KLEIN on Latin America
Don't forgetRadioNation is heard on Air America Radio Sundays at 1 pm EST and on XM satellite and non-commercial stations nationwide. It can also be heard via
podcast. To bring RadioNation to a station near you, write to Peter@thenation.com.
Out this week: THE CONTENDERS (Seven Stories). FLANDERS, RIDGEWAY, GOLDSTEIN AND DAN SAVAGE on CLINTON, OBAMA et al.. BUY it or ORDER IT today. For more information, go to LauraFlanders.com

Martha noted that and you can sign up for weekly heads up by going to Flanders' site.

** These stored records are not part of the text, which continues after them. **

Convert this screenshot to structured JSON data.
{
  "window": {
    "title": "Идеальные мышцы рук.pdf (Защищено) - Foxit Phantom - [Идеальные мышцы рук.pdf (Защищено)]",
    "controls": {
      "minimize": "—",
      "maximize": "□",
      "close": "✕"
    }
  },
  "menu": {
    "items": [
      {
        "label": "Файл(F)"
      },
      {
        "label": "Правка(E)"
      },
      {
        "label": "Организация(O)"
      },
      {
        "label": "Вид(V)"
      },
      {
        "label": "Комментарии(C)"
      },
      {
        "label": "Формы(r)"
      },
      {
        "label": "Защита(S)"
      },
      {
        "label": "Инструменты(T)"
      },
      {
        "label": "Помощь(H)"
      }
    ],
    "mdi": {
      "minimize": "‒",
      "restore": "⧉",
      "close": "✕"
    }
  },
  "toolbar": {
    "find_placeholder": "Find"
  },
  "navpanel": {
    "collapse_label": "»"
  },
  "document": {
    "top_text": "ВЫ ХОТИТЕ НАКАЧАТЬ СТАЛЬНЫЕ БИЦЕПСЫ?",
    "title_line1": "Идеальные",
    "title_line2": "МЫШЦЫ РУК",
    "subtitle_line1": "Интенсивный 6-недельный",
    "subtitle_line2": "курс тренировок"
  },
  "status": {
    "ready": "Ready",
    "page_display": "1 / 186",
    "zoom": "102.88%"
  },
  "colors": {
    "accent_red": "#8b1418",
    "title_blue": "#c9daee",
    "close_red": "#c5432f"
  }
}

At the end of last month, McClatchy Newspapers was awarded (click here for the speech given by Sahar Issa accepting for herself and the other five female correspondents Shatha al Awsy, Zaineb Obeid, Huda Ahmed, Ban Adil Sarhan and Alaa Majeed) the International Women's Media Foundation Courage in Journalism Award. On that topic, Billie notes Dominique Soguel's "Iraqi Reporters Run Risks to Cover Women's Angle" (WeNews):

Iraqi female journalists have one major advantage over their male and foreign counterparts when it comes to covering women's stories: access.
As women, they can enter homes and break the silence on taboo subjects such as rape and domestic violence.
As journalists, they can publicize private pains of women in the hope of influencing policymakers.
"Covering women is really hard and dangerous at the same time," says Huda Ahmed, one of six Iraqi women from the McClatchy Company's Baghdad news bureau to receive the International Women's Media Foundation's Courage in Journalism Award on Oct. 23. "We call to make an appointment and suddenly a male relative tells them not to talk to us."
Through their courageous reporting, the award recipients have not only covered the war, they have also uncovered the marginalization of women in parliamentary decision-making, addressed women's strategies to survive sectarian violence and followed the story beyond the suicide bomb.

[. . .]
Five of the McClatchy journalists honored with the Courage in Journalism Award--Ahmed, Sarhan, Shatha al Awsy, Zaineb Obeid and Alaa Majeed--have had to leave Iraq. Only one award recipient continues to work in Baghdad. Like most of her colleagues, she began working as a translator and then adopted a pseudonym to byline her articles.
Unbeknownst to family and friends back in Baghdad, she traveled to the award ceremonies at the Waldorf Astoria Hotel in New York. For her safety, the Washington-based International Women's Media Foundation asked the press not to publish her picture.
"As a woman, as long as I am not identified as a reporter," she told Women's eNews, "I am safer on the streets of Baghdad than is any man."
Secretly, she breaks all the glass ceilings. Not only is she the breadwinner in her family, she successfully juggles motherhood with journalism in the most dangerous war zone today.